With Caringo, DataCore is getting essentially the entire company, Dada said. He declined to discuss the acquisition price.

The acquisition is an opportunity for both companies, he said. “Caringo wasn’t finding the success to match its technology,” he said. “It didn’t have resources to market the technology, and its customers were worried about the company.”

DataCore also gets Caringo’s entire customer base, Dada said.

“Larger customers need block, file, and object storage,” he said. “A lot of Caringo’s customers are in media and entertainment, high performance computing, and government. And we have customer overlap in the medical records business. We’re particularly interested in the cloud service provider business. The acquisition gives us the ability to offer all three storage technologies to partners with one business model and one support contract.”

DataCore has had as its vision the need to develop technology to meet a variety of storage requirements, starting with block-based and then file-based storage, Dada said.
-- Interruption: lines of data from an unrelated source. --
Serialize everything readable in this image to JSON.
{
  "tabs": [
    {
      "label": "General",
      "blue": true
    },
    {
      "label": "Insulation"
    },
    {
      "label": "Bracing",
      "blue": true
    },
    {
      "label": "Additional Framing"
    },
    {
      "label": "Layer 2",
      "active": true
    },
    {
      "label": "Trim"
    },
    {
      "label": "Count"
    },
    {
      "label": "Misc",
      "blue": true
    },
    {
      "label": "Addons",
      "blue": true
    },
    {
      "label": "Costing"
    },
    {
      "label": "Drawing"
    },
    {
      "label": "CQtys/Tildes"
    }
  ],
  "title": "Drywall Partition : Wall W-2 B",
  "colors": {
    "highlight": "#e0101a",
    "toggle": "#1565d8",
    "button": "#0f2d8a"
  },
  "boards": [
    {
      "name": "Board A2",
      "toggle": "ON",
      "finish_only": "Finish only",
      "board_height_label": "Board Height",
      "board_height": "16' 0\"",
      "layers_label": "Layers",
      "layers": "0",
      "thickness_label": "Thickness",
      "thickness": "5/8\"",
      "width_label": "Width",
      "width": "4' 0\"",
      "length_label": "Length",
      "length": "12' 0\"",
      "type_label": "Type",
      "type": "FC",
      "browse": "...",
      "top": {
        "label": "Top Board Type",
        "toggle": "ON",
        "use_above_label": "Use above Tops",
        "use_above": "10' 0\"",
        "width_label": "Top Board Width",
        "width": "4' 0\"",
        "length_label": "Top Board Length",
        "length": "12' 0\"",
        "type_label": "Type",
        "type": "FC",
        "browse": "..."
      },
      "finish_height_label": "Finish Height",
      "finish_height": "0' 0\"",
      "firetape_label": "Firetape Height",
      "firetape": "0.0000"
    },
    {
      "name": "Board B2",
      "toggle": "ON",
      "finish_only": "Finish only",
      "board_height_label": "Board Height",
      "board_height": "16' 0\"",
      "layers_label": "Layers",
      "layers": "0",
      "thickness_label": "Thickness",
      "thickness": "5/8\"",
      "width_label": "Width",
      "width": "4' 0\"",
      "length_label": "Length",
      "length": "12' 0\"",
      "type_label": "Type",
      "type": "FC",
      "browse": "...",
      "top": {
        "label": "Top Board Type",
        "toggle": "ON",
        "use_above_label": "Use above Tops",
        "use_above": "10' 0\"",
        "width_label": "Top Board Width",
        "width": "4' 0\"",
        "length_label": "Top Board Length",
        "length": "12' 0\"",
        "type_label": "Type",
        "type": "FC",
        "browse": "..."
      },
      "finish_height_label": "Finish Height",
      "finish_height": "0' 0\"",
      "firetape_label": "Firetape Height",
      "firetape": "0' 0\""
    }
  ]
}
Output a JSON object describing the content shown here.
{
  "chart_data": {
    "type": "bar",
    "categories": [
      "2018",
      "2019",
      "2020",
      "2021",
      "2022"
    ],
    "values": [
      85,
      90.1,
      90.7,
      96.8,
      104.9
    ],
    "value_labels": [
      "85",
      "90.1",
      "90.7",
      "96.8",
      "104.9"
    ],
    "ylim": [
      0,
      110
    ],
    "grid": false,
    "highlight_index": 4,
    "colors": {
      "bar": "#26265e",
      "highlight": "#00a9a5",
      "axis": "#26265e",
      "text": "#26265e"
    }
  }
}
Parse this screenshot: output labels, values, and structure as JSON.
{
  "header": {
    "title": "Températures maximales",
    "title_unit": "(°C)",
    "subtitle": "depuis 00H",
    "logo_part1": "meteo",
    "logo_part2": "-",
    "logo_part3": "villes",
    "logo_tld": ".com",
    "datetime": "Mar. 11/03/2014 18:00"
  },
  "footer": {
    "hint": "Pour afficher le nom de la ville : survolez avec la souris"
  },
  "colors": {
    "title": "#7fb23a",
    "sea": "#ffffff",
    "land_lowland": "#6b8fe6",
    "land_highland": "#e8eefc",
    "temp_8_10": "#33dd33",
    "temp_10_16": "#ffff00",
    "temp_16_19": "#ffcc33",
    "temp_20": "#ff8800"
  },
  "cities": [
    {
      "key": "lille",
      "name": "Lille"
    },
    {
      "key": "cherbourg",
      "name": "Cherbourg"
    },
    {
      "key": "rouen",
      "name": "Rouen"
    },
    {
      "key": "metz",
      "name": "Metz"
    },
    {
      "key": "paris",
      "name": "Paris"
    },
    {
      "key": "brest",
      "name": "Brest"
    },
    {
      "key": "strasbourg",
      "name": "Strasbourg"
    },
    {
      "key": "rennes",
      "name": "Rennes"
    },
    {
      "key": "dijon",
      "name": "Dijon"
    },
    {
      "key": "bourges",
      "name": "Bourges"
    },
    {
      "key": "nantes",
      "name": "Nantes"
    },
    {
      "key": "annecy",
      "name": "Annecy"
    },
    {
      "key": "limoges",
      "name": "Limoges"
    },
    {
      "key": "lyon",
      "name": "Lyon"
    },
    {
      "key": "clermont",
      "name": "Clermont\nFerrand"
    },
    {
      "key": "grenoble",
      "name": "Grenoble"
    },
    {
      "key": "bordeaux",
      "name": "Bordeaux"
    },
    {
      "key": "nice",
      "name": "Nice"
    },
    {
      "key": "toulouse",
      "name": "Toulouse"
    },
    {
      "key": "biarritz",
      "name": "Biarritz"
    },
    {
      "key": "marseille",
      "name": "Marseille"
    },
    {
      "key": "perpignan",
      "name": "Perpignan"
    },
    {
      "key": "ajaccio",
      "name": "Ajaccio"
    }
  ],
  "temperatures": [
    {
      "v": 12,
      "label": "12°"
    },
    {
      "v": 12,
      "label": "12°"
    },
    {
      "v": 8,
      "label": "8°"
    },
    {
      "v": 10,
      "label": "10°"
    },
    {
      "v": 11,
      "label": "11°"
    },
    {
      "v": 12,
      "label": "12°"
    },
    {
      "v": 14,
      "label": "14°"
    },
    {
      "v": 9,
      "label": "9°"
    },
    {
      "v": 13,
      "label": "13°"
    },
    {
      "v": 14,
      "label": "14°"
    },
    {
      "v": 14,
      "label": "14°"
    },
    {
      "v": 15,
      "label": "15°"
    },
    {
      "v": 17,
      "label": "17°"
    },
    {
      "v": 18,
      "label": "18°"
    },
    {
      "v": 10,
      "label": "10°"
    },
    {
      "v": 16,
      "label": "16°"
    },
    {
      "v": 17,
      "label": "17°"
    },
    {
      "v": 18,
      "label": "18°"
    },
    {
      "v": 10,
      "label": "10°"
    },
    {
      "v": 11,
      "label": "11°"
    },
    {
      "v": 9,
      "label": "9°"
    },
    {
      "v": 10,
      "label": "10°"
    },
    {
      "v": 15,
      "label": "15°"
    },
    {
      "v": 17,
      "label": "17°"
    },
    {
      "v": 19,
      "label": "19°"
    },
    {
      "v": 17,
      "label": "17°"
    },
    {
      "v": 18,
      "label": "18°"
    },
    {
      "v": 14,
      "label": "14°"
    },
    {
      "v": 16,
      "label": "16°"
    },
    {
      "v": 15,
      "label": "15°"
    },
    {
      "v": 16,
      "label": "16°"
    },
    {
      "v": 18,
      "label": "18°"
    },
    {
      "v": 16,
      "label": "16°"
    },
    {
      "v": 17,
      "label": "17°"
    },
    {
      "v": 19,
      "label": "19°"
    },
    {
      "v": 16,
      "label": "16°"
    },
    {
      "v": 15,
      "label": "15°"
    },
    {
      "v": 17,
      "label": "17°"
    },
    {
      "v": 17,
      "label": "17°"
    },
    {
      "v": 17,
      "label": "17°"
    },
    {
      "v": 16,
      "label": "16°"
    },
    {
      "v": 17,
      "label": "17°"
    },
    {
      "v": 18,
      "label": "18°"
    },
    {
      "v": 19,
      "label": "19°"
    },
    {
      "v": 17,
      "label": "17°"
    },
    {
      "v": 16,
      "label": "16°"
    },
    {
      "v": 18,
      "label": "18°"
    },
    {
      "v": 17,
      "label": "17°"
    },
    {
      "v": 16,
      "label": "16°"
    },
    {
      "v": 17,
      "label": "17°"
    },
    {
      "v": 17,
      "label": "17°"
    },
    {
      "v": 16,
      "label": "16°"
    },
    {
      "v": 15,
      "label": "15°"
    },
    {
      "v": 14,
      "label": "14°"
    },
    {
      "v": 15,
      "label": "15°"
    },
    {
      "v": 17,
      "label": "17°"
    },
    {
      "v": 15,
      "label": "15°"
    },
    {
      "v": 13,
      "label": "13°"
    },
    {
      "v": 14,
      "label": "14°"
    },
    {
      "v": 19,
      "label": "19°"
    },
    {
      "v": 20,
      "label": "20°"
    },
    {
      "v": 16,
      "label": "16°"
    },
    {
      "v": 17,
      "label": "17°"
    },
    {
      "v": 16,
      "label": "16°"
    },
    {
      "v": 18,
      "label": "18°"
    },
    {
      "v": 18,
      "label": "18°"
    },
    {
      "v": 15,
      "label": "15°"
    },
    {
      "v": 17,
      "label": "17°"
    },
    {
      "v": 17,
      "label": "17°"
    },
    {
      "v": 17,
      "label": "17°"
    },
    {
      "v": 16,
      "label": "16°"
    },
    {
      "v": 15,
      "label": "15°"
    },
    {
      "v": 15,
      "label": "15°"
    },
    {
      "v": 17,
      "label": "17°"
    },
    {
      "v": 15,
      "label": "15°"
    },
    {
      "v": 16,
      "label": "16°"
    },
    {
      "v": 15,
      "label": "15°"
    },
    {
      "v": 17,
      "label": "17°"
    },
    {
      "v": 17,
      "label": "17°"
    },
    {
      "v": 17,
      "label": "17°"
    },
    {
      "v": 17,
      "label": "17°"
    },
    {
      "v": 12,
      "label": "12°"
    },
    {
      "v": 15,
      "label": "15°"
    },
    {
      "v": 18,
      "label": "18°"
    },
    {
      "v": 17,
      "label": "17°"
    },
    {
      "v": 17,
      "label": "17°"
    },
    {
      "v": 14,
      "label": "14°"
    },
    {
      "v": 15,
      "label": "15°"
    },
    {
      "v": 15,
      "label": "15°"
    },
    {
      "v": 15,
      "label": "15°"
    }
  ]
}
“As customers moved towards object storage, we decided an acquisition would be the fastest way to get it,” he said. “Caringo had the most advanced technology, but was lacking the financial backing and the support of a strong channel. There are other object storage companies, but they don’t have the maturity the Caringo Swarm offers. Caringo Swarm is reliable, and super easy to manage, with such services as WORM (write once, read many), legal holds, and HIPAA compliance.”

The Caringo Swarm was also designed for performance from day one, with performance increasing as the scale of the deployment grows, Dada said.

Caringo is likely DataCore’s first acquisition, Dada said, although he is not clear about what might have happened in the early days of the 20-plus-year-old company.

However, last February, DataCore, along with its private equity owner Insight Partners, took part in a $26-million equity investment in MayaData, a developer of container-attached storage for Kubernetes. That investment gave DataCore and Insight Partners a minority stake in MayaData, includes transferring a team of DataCore container-focused engineers to become MayaData employees.